Kids in These 15 Anti-Vax ‘Hotspots’ Are at Risk for Preventable Diseases
A rise in the number of parents opting not to vaccinate their kids has lead to anti-vaccine “hotspots” across the country, putting kids who live in those areas at particular risk of contracting preventable diseases, a new study has found.
Kids are usually required to receive certain vaccines (like measles, mumps and rubella) before they can enroll in school. Sometimes children can’t be fully vaccinated due to medical reasons, but 18 states currently allow parents to seek non-medical exemptions on the basis of religious or philosophical beliefs. Despite the fact that evidence linking vaccines to toxins, autism, ADHD or cancer simply doesn’t exist—and that evidence of the safety and efficacy of vaccines does—some people have shied away from vaccinating their kids.
Now, a study published in PLOS Medicine has found that the number of these non-medical exemptions is growing in 12 of those 18 states, and identified 15 metropolitan clusters where more than 5 percent of all kindergarten-age kids are unvaccinated.
“Our study of vaccine exemptions found that while nationally, immunization rates may have not changed much, we may have unmasked a number of both rural and urban hotspots where large numbers of children are not receiving access to life-saving vaccines,” Peter Hotez, lead author of the study and a professor at Baylor College of Medicine, tells CBS News. "As larger unvaccinated populations grow, particularly in highly mobile cities, the potential for vaccine-preventable disease outbreaks grows.”
Kids who live in these 15 anti-vax hotspots are especially vulnerable to outbreaks of these preventable diseases, according to the study:
- Seattle, WA
- Spokane, WA
- Portland, OR
- Phoenix, AZ
- Salt Lake City, UT
- Provo, UT
- Houston, TX
- Fort Worth, TX
- Plano, TX
- Austin, TX
- Troy, MI
- Warren, MI
- Detroit, MI
- Kansas City, MO
- Pittsburgh, PA
There are an additional 10 counties where more than 14 percent of kindergarteners are unvaccinated, primarily in Idaho, Wisconsin and Utah.

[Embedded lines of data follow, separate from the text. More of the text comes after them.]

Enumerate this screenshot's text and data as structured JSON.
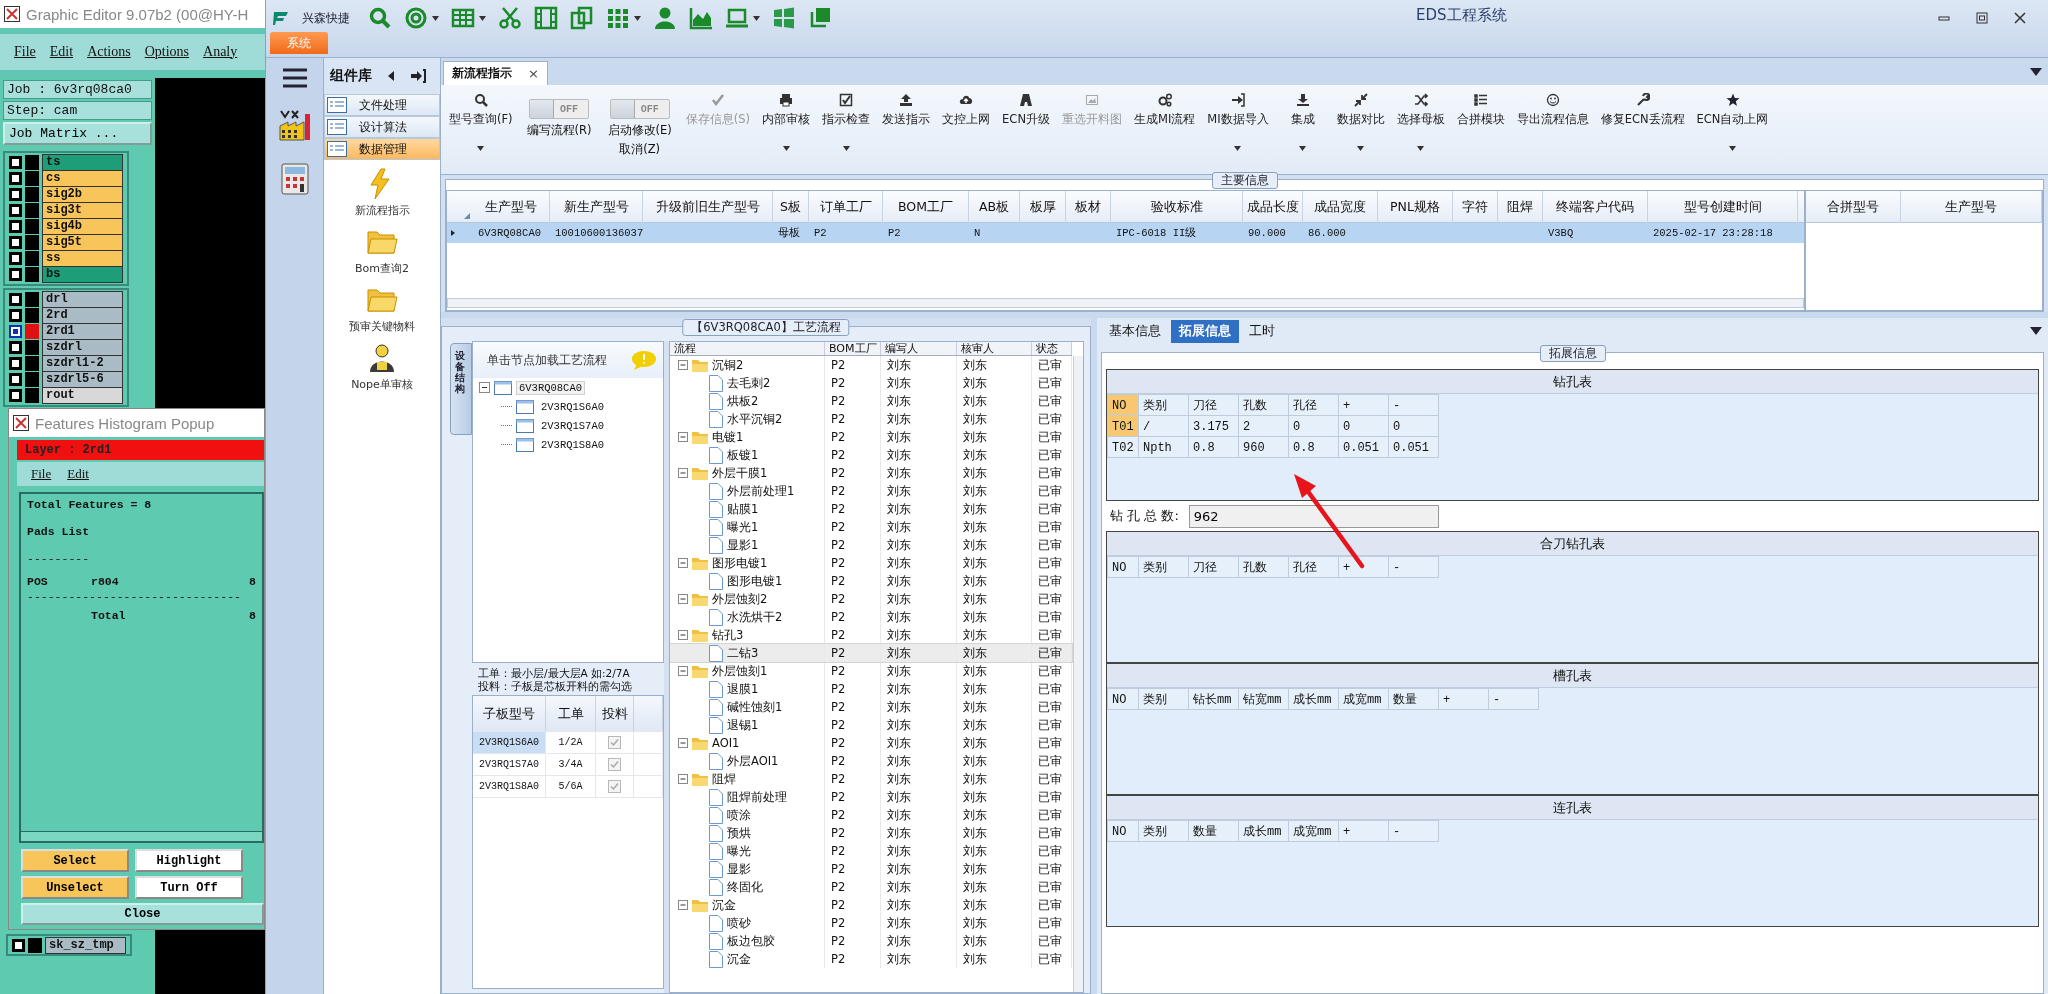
{
  "graphic_editor": {
    "title": "Graphic Editor 9.07b2 (00@HY-H",
    "menu": [
      "File",
      "Edit",
      "Actions",
      "Options",
      "Analy"
    ],
    "job": "Job : 6v3rq08ca0",
    "step": "Step: cam",
    "matrix_button": "Job Matrix ...",
    "layer_groups": [
      {
        "layers": [
          {
            "name": "ts",
            "color": "#1e9e78",
            "selected": false
          },
          {
            "name": "cs",
            "color": "#f7c55a",
            "selected": false
          },
          {
            "name": "sig2b",
            "color": "#f7c55a",
            "selected": false
          },
          {
            "name": "sig3t",
            "color": "#f7c55a",
            "selected": false
          },
          {
            "name": "sig4b",
            "color": "#f7c55a",
            "selected": false
          },
          {
            "name": "sig5t",
            "color": "#f7c55a",
            "selected": false
          },
          {
            "name": "ss",
            "color": "#f7c55a",
            "selected": false
          },
          {
            "name": "bs",
            "color": "#1e9e78",
            "selected": false
          }
        ]
      },
      {
        "layers": [
          {
            "name": "drl",
            "color": "#a9bcc6",
            "selected": false
          },
          {
            "name": "2rd",
            "color": "#a9bcc6",
            "selected": false
          },
          {
            "name": "2rd1",
            "color": "#a9bcc6",
            "selected": true
          },
          {
            "name": "szdrl",
            "color": "#a9bcc6",
            "selected": false
          },
          {
            "name": "szdrl1-2",
            "color": "#a9bcc6",
            "selected": false
          },
          {
            "name": "szdrl5-6",
            "color": "#a9bcc6",
            "selected": false
          },
          {
            "name": "rout",
            "color": "#d8d8d8",
            "selected": false
          }
        ]
      }
    ],
    "bottom_layer": {
      "name": "sk_sz_tmp",
      "color": "#a9bcc6",
      "selected": false
    }
  },
  "popup": {
    "title": "Features Histogram Popup",
    "layer": "Layer :  2rd1",
    "menu": [
      "File",
      "Edit"
    ],
    "report": [
      {
        "kind": "text",
        "text": "Total Features = 8"
      },
      {
        "kind": "text",
        "text": "Pads List"
      },
      {
        "kind": "rule",
        "text": "---------"
      },
      {
        "kind": "row",
        "cells": [
          "POS",
          "r804",
          "8"
        ]
      },
      {
        "kind": "rule",
        "text": "-------------------------------"
      },
      {
        "kind": "total",
        "cells": [
          "Total",
          "8"
        ]
      }
    ],
    "buttons": [
      {
        "label": "Select",
        "kind": "action"
      },
      {
        "label": "Highlight",
        "kind": "mode"
      },
      {
        "label": "Unselect",
        "kind": "action"
      },
      {
        "label": "Turn Off",
        "kind": "mode"
      }
    ],
    "close": "Close"
  },
  "eds": {
    "brand": "兴森快捷",
    "title": "EDS工程系统",
    "ribbon_tab": "系统",
    "component_library": {
      "title": "组件库",
      "categories": [
        {
          "label": "文件处理",
          "selected": false
        },
        {
          "label": "设计算法",
          "selected": false
        },
        {
          "label": "数据管理",
          "selected": true
        }
      ],
      "tools": [
        {
          "label": "新流程指示",
          "kind": "lightning"
        },
        {
          "label": "Bom查询2",
          "kind": "folder"
        },
        {
          "label": "预审关键物料",
          "kind": "folder"
        },
        {
          "label": "Nope单审核",
          "kind": "user"
        }
      ]
    },
    "document_tab": {
      "label": "新流程指示",
      "close": "×"
    },
    "toolbar": [
      {
        "kind": "button",
        "label": "型号查询(F)",
        "disabled": false,
        "dropdown": true
      },
      {
        "kind": "toggle",
        "toggle_text": "OFF",
        "on": false,
        "label": "编写流程(R)"
      },
      {
        "kind": "toggle",
        "toggle_text": "OFF",
        "on": false,
        "label": "启动修改(E)",
        "sublabel": "取消(Z)"
      },
      {
        "kind": "button",
        "label": "保存信息(S)",
        "disabled": true,
        "dropdown": false
      },
      {
        "kind": "button",
        "label": "内部审核",
        "disabled": false,
        "dropdown": true
      },
      {
        "kind": "button",
        "label": "指示检查",
        "disabled": false,
        "dropdown": true
      },
      {
        "kind": "button",
        "label": "发送指示",
        "disabled": false,
        "dropdown": false
      },
      {
        "kind": "button",
        "label": "文控上网",
        "disabled": false,
        "dropdown": false
      },
      {
        "kind": "button",
        "label": "ECN升级",
        "disabled": false,
        "dropdown": false
      },
      {
        "kind": "button",
        "label": "重选开料图",
        "disabled": true,
        "dropdown": false
      },
      {
        "kind": "button",
        "label": "生成MI流程",
        "disabled": false,
        "dropdown": false
      },
      {
        "kind": "button",
        "label": "MI数据导入",
        "disabled": false,
        "dropdown": true
      },
      {
        "kind": "button",
        "label": "集成",
        "disabled": false,
        "dropdown": true
      },
      {
        "kind": "button",
        "label": "数据对比",
        "disabled": false,
        "dropdown": true
      },
      {
        "kind": "button",
        "label": "选择母板",
        "disabled": false,
        "dropdown": true
      },
      {
        "kind": "button",
        "label": "合拼模块",
        "disabled": false,
        "dropdown": false
      },
      {
        "kind": "button",
        "label": "导出流程信息",
        "disabled": false,
        "dropdown": false
      },
      {
        "kind": "button",
        "label": "修复ECN丢流程",
        "disabled": false,
        "dropdown": false
      },
      {
        "kind": "button",
        "label": "ECN自动上网",
        "disabled": false,
        "dropdown": true
      }
    ],
    "main_info": {
      "title": "主要信息",
      "columns": [
        "生产型号",
        "新生产型号",
        "升级前旧生产型号",
        "S板",
        "订单工厂",
        "BOM工厂",
        "AB板",
        "板厚",
        "板材",
        "验收标准",
        "成品长度",
        "成品宽度",
        "PNL规格",
        "字符",
        "阻焊",
        "终端客户代码",
        "型号创建时间"
      ],
      "rows": [
        {
          "selected": true,
          "cells": [
            "6V3RQ08CA0",
            "10010600136037",
            null,
            "母板",
            "P2",
            "P2",
            "N",
            null,
            null,
            "IPC-6018 II级",
            "90.000",
            "86.000",
            null,
            null,
            null,
            "V3BQ",
            "2025-02-17 23:28:18"
          ]
        }
      ],
      "side_columns": [
        "合拼型号",
        "生产型号"
      ]
    },
    "flow_panel": {
      "title": "【6V3RQ08CA0】工艺流程",
      "side_tab": "设备结构",
      "hint": "单击节点加载工艺流程",
      "tree": [
        {
          "label": "6V3RQ08CA0",
          "expanded": true,
          "selected": true,
          "children": [
            {
              "label": "2V3RQ1S6A0",
              "selected": false
            },
            {
              "label": "2V3RQ1S7A0",
              "selected": false
            },
            {
              "label": "2V3RQ1S8A0",
              "selected": false
            }
          ]
        }
      ],
      "notes": [
        "工单：最小层/最大层A 如:2/7A",
        "投料：子板是芯板开料的需勾选"
      ],
      "sub_table": {
        "columns": [
          "子板型号",
          "工单",
          "投料"
        ],
        "rows": [
          {
            "model": "2V3RQ1S6A0",
            "order": "1/2A",
            "feed": true,
            "selected": true
          },
          {
            "model": "2V3RQ1S7A0",
            "order": "3/4A",
            "feed": true,
            "selected": false
          },
          {
            "model": "2V3RQ1S8A0",
            "order": "5/6A",
            "feed": true,
            "selected": false
          }
        ]
      }
    },
    "flow_grid": {
      "columns": [
        "流程",
        "BOM工厂",
        "编写人",
        "核审人",
        "状态"
      ],
      "rows": [
        {
          "label": "沉铜2",
          "bom": "P2",
          "writer": "刘东",
          "reviewer": "刘东",
          "status": "已审",
          "expanded": true,
          "selected": false,
          "children": [
            {
              "label": "去毛刺2",
              "bom": "P2",
              "writer": "刘东",
              "reviewer": "刘东",
              "status": "已审",
              "selected": false
            },
            {
              "label": "烘板2",
              "bom": "P2",
              "writer": "刘东",
              "reviewer": "刘东",
              "status": "已审",
              "selected": false
            },
            {
              "label": "水平沉铜2",
              "bom": "P2",
              "writer": "刘东",
              "reviewer": "刘东",
              "status": "已审",
              "selected": false
            }
          ]
        },
        {
          "label": "电镀1",
          "bom": "P2",
          "writer": "刘东",
          "reviewer": "刘东",
          "status": "已审",
          "expanded": true,
          "selected": false,
          "children": [
            {
              "label": "板镀1",
              "bom": "P2",
              "writer": "刘东",
              "reviewer": "刘东",
              "status": "已审",
              "selected": false
            }
          ]
        },
        {
          "label": "外层干膜1",
          "bom": "P2",
          "writer": "刘东",
          "reviewer": "刘东",
          "status": "已审",
          "expanded": true,
          "selected": false,
          "children": [
            {
              "label": "外层前处理1",
              "bom": "P2",
              "writer": "刘东",
              "reviewer": "刘东",
              "status": "已审",
              "selected": false
            },
            {
              "label": "贴膜1",
              "bom": "P2",
              "writer": "刘东",
              "reviewer": "刘东",
              "status": "已审",
              "selected": false
            },
            {
              "label": "曝光1",
              "bom": "P2",
              "writer": "刘东",
              "reviewer": "刘东",
              "status": "已审",
              "selected": false
            },
            {
              "label": "显影1",
              "bom": "P2",
              "writer": "刘东",
              "reviewer": "刘东",
              "status": "已审",
              "selected": false
            }
          ]
        },
        {
          "label": "图形电镀1",
          "bom": "P2",
          "writer": "刘东",
          "reviewer": "刘东",
          "status": "已审",
          "expanded": true,
          "selected": false,
          "children": [
            {
              "label": "图形电镀1",
              "bom": "P2",
              "writer": "刘东",
              "reviewer": "刘东",
              "status": "已审",
              "selected": false
            }
          ]
        },
        {
          "label": "外层蚀刻2",
          "bom": "P2",
          "writer": "刘东",
          "reviewer": "刘东",
          "status": "已审",
          "expanded": true,
          "selected": false,
          "children": [
            {
              "label": "水洗烘干2",
              "bom": "P2",
              "writer": "刘东",
              "reviewer": "刘东",
              "status": "已审",
              "selected": false
            }
          ]
        },
        {
          "label": "钻孔3",
          "bom": "P2",
          "writer": "刘东",
          "reviewer": "刘东",
          "status": "已审",
          "expanded": true,
          "selected": false,
          "children": [
            {
              "label": "二钻3",
              "bom": "P2",
              "writer": "刘东",
              "reviewer": "刘东",
              "status": "已审",
              "selected": true
            }
          ]
        },
        {
          "label": "外层蚀刻1",
          "bom": "P2",
          "writer": "刘东",
          "reviewer": "刘东",
          "status": "已审",
          "expanded": true,
          "selected": false,
          "children": [
            {
              "label": "退膜1",
              "bom": "P2",
              "writer": "刘东",
              "reviewer": "刘东",
              "status": "已审",
              "selected": false
            },
            {
              "label": "碱性蚀刻1",
              "bom": "P2",
              "writer": "刘东",
              "reviewer": "刘东",
              "status": "已审",
              "selected": false
            },
            {
              "label": "退锡1",
              "bom": "P2",
              "writer": "刘东",
              "reviewer": "刘东",
              "status": "已审",
              "selected": false
            }
          ]
        },
        {
          "label": "AOI1",
          "bom": "P2",
          "writer": "刘东",
          "reviewer": "刘东",
          "status": "已审",
          "expanded": true,
          "selected": false,
          "children": [
            {
              "label": "外层AOI1",
              "bom": "P2",
              "writer": "刘东",
              "reviewer": "刘东",
              "status": "已审",
              "selected": false
            }
          ]
        },
        {
          "label": "阻焊",
          "bom": "P2",
          "writer": "刘东",
          "reviewer": "刘东",
          "status": "已审",
          "expanded": true,
          "selected": false,
          "children": [
            {
              "label": "阻焊前处理",
              "bom": "P2",
              "writer": "刘东",
              "reviewer": "刘东",
              "status": "已审",
              "selected": false
            },
            {
              "label": "喷涂",
              "bom": "P2",
              "writer": "刘东",
              "reviewer": "刘东",
              "status": "已审",
              "selected": false
            },
            {
              "label": "预烘",
              "bom": "P2",
              "writer": "刘东",
              "reviewer": "刘东",
              "status": "已审",
              "selected": false
            },
            {
              "label": "曝光",
              "bom": "P2",
              "writer": "刘东",
              "reviewer": "刘东",
              "status": "已审",
              "selected": false
            },
            {
              "label": "显影",
              "bom": "P2",
              "writer": "刘东",
              "reviewer": "刘东",
              "status": "已审",
              "selected": false
            },
            {
              "label": "终固化",
              "bom": "P2",
              "writer": "刘东",
              "reviewer": "刘东",
              "status": "已审",
              "selected": false
            }
          ]
        },
        {
          "label": "沉金",
          "bom": "P2",
          "writer": "刘东",
          "reviewer": "刘东",
          "status": "已审",
          "expanded": true,
          "selected": false,
          "children": [
            {
              "label": "喷砂",
              "bom": "P2",
              "writer": "刘东",
              "reviewer": "刘东",
              "status": "已审",
              "selected": false
            },
            {
              "label": "板边包胶",
              "bom": "P2",
              "writer": "刘东",
              "reviewer": "刘东",
              "status": "已审",
              "selected": false
            },
            {
              "label": "沉金",
              "bom": "P2",
              "writer": "刘东",
              "reviewer": "刘东",
              "status": "已审",
              "selected": false
            }
          ]
        }
      ]
    },
    "detail": {
      "tabs": [
        {
          "label": "基本信息",
          "selected": false
        },
        {
          "label": "拓展信息",
          "selected": true
        },
        {
          "label": "工时",
          "selected": false
        }
      ],
      "group_title": "拓展信息",
      "sections": [
        {
          "title": "钻孔表",
          "columns": [
            "NO",
            "类别",
            "刀径",
            "孔数",
            "孔径",
            "+",
            "-"
          ],
          "rows": [
            {
              "selected": true,
              "cells": [
                "T01",
                "/",
                "3.175",
                "2",
                "0",
                "0",
                "0"
              ]
            },
            {
              "selected": false,
              "cells": [
                "T02",
                "Npth",
                "0.8",
                "960",
                "0.8",
                "0.051",
                "0.051"
              ]
            }
          ],
          "total": {
            "label": "钻 孔 总 数:",
            "value": "962"
          }
        },
        {
          "title": "合刀钻孔表",
          "columns": [
            "NO",
            "类别",
            "刀径",
            "孔数",
            "孔径",
            "+",
            "-"
          ]
        },
        {
          "title": "槽孔表",
          "columns": [
            "NO",
            "类别",
            "钻长mm",
            "钻宽mm",
            "成长mm",
            "成宽mm",
            "数量",
            "+",
            "-"
          ]
        },
        {
          "title": "连孔表",
          "columns": [
            "NO",
            "类别",
            "数量",
            "成长mm",
            "成宽mm",
            "+",
            "-"
          ]
        }
      ]
    }
  }
}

The good news? The majority of children who live in these places are still vaccinated, which is why there hasn’t been a significant outbreak. But if the number of people seeking exemptions continues to grow, that could change—and more people could find themselves at risk.
"Measles outbreaks are of particular concern because measles is so highly transmissible and is associated with high morbidities, leading to hospitalization and sometimes permanent neurological injury or even death,” Hotez and his co-author, Melissa Nolan of the University of South Carolina, say in a joint statement. They warned that a vaccine coverage of 90 to 95 percent is needed to protect children from measles—and these hotspots are teetering on that brink.
“We hope this evidence-based study will help promote future research on this issue,” they conclude. “Such studies could increase public policy support for physician and community education campaigns on the clinical benefits of vaccinating healthy children.” High-five to that!